No apagar das luzes de seu governo, a chanceler alemã Angela Merkel aprovou a adoção do passaporte sanitário em seu país, instituindo a segregação dos cidadãos alemães, menos de um século depois da terrível experiência perpetrada pelo regime nazista, que da mesma maneira segregava e discriminava pessoas, criando os cidadãos de segunda classe, aqueles que podiam ser perseguidos e discriminados, sob as bênçãos do Estado. Outros países, como a Áustria e a Austrália, seguem na mesma direção, e tudo está sendo feito sob o pretexto da proteção da saúde da coletividade.

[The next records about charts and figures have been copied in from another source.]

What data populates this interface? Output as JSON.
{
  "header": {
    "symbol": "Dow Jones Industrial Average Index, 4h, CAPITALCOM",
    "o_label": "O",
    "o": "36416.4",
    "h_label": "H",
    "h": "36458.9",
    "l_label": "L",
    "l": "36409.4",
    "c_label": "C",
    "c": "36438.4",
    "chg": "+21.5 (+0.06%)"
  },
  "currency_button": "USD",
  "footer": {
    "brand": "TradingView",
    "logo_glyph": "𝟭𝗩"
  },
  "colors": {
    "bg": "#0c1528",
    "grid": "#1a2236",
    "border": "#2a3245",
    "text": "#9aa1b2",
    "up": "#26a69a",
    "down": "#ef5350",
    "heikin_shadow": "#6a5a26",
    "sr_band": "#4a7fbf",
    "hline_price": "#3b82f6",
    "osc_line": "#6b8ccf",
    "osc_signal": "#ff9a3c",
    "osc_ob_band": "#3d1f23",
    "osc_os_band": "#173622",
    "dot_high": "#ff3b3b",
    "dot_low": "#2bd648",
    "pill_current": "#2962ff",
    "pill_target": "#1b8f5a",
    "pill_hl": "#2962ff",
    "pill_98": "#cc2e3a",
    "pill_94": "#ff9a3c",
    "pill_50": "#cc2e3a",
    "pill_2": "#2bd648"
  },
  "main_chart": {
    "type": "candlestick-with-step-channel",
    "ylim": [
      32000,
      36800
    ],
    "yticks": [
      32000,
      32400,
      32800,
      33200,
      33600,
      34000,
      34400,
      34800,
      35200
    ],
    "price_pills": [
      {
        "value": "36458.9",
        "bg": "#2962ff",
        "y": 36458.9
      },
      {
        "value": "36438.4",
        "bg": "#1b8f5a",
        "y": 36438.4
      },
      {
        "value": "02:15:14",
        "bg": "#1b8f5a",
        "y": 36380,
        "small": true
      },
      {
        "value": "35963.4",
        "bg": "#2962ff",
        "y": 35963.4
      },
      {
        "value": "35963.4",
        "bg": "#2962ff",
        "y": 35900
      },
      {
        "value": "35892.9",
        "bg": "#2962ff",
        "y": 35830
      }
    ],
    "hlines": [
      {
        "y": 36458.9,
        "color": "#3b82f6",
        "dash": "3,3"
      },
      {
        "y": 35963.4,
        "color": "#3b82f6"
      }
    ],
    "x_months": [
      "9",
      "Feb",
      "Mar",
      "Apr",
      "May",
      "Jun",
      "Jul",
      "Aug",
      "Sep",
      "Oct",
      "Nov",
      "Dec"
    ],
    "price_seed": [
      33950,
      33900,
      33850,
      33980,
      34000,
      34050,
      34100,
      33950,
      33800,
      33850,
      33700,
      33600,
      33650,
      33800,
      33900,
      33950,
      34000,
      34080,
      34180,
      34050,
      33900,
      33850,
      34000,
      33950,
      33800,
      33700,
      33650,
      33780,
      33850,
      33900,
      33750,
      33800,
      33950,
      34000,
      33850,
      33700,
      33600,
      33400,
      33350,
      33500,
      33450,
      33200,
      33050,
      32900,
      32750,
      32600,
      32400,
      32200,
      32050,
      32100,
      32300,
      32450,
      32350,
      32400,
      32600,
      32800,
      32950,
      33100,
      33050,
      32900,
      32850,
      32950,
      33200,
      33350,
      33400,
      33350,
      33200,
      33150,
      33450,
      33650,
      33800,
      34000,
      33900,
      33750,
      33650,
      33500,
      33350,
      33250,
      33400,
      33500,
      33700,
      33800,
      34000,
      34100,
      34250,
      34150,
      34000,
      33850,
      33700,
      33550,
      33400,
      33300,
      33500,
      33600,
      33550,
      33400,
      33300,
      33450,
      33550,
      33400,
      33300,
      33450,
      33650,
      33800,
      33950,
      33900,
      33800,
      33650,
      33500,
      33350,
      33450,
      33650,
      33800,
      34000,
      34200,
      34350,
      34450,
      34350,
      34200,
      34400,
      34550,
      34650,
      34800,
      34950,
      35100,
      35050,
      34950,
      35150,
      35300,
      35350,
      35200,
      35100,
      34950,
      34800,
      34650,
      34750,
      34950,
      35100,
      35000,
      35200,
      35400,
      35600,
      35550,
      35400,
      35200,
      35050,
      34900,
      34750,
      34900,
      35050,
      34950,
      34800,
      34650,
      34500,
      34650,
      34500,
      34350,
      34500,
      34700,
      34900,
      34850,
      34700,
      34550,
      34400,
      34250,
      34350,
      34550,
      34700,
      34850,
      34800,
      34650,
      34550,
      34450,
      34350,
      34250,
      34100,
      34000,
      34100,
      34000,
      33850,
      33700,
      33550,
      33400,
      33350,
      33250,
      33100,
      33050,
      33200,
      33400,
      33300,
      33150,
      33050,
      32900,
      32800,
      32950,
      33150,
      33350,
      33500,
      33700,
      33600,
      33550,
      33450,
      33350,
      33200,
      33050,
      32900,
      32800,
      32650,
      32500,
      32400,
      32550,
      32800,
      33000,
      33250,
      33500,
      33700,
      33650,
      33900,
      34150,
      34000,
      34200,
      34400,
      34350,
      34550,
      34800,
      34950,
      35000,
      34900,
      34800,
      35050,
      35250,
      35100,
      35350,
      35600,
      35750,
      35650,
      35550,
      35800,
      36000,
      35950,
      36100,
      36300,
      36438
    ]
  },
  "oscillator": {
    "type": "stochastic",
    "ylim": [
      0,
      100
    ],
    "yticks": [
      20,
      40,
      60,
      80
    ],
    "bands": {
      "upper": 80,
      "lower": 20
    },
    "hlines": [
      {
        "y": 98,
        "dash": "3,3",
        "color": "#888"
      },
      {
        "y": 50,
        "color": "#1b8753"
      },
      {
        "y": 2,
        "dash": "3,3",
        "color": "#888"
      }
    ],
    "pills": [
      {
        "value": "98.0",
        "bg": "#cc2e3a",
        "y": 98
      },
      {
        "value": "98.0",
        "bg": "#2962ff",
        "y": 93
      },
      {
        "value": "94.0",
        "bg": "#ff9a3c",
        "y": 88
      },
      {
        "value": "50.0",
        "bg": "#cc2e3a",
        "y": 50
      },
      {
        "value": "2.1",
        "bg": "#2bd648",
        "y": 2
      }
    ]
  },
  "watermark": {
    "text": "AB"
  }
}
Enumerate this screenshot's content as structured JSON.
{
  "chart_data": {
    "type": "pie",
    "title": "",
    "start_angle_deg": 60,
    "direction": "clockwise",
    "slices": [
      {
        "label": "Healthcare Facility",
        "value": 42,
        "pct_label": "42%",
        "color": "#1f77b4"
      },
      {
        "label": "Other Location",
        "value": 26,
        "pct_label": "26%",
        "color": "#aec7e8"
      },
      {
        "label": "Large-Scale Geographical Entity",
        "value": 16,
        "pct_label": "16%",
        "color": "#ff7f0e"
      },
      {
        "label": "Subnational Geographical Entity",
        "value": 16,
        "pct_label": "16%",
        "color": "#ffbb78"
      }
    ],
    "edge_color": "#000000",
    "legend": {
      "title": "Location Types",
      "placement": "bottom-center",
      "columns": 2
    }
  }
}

Aqui no Brasil, se as decisões dependessem apenas de alguns governadores e prefeitos, certamente já viveríamos em um regime semelhante ao que está sendo implantado na Alemanha. Felizmente, há uma parcela cada vez maior da população atenta ao avanço autoritário sobre os nossos direitos individuais básicos, e se mostrando disposta a lutar com unhas e dentes por sua liberdade.

A imposição da apresentação do comprovante de vacinação, seja por qual motivo for, não faz o menor sentido. Nenhuma das vacinas aplicadas hoje para combater o coronavírus possui 100% de eficácia e nenhuma possui seus efeitos de longo prazo devidamente estudados, para certificar a sua segurança. Os vacinados continuam a contrair e a transmitir o coronavírus, continuam a desenvolver a covid-19 e muitos vacinados continuam sendo vítimas fatais desta doença.

Diante disso, qual a lógica em obrigar as pessoas a se vacinarem, se na prática nenhum  vacinado está protegido? Se vacinados e não vacinados contraem e transmitem igualmente o vírus?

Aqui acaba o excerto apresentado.